La risposta non è intuitiva: il particolare colore turchese non sottoponeva gli occhi del pilota ad ulteriore stress e permetteva un adattamento più veloce della vista cambiando la visuale dall’esterno verso l’interno dell’abitacolo (utile soprattutto in condizione di forte luce). Se ci pensate bene anche le sale operatorie e le stanze degli ospedali sono spesso dipinte con questa tinta. Per ricrearla ed aerografarla su tutte le superfici interne del mio Mig-21 ho mixato al 50% l’Emerald Green Gunze H-46 e lo Sky Blue Gunze H-25. Alla miscela ho poi aggiunto 4/5 gocce di Flat White. Una volta steso il colore è un pochino troppo acceso e tendente al verde ma, con i successivi lavaggi (eseguiti con un grigio neutro ottenuto mischiando bianco e nero ad olio) la tonalità assume il viraggio quasi esatto. Per dare un tocco di colore in più ho aggiunto dei pulsanti in rosso e giallo, ma senza esagerare!

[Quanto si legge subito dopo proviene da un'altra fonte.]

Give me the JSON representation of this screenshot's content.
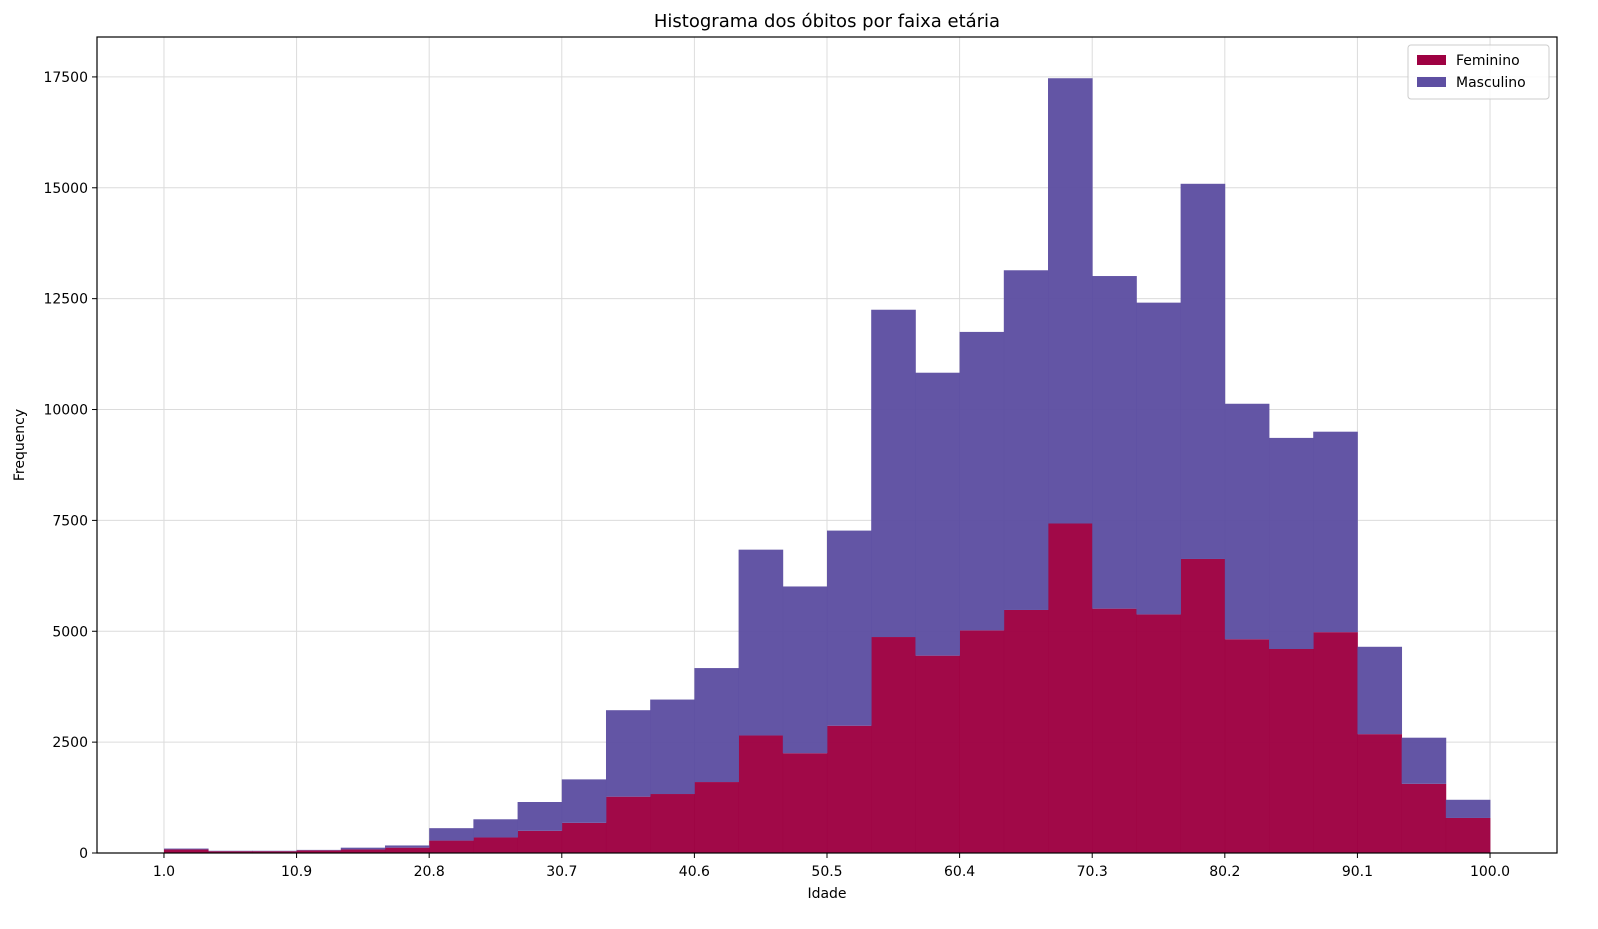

Il seggiolino KM-1M è veramente molto bello! Curato nei minimi dettagli e molto fedele, presenta le cinture di sicurezza già stampate. La sua struttura è stata dipinta con un azzurro molto chiaro ottenuto mescolando 3 gocce di Flat Blue XF-8 Tamiya a 20 gocce di Light Compass Grey Gunze H-308 (usato anche per i cuscini); il poggiatesta è in Light Grey XF-66 Tamiya, mentre il paracadute pilota sopra di esso è in Dark Grey XF-59 Tamiya e le cinture di sicurezza in Flat Black. Il tutto è stato sottoposto al solito lavaggio in grigio neutro (stesso usato per il cockpit) ad olio e ad un accurato dry brush ancora una volta eseguito con il Gunze H-308.
Osservando le foto dei sedili eiettabili reali ho notato che nella maggior parte dei casi sul poggiatesta sono stampati alcuni stencil: questi li ho prelevati un po’ a caso dal foglio decal del kit… non chiedetemi, però, cosa c’è scritto… sono in cirillico!
Terminato il “pilot’s office”, le mie attenzioni si sono rivolte alla zona della presa d’aria dove il modello, ancora una volta, risente di alcune scelte tecniche decisamente antiquate. Il primo intervento da me eseguito ha riguardato il cono del radome che, nella realtà, fungeva anche da parzializzatore per l’ingresso dell’aria nell’intake muovendosi avanti o indietro all’interno del muso in base all’assetto e alle velocità del velivolo.
Come potete vedere nella foto qui sotto, esso è tenuto in posizione tramite due “alette” che s’inseriscono in altrettante asole stampate all’interno della fusoliera. Inutile sottolineare come questa sbrigativa soluzione costruttiva faccia sì che le menzionate “alette” si notino moltissimo una volta chiuse le semi-fusoliere, rendendo il tutto poco realistico.
Quindi, per prima cosa, ho eliminato le due “appendici” e ho fissato un profilato quadrato di ottone al centro (o quasi) del radome. Cogliendo l’occasione l’ho anche appesantito con qualche grammo di piombini da pesca per evitare che il modello ultimato si possa sedere sulla coda.
Poi ho eliminato i vari scassi e perni di riscontro che potevano essere visibili a modello ultimato.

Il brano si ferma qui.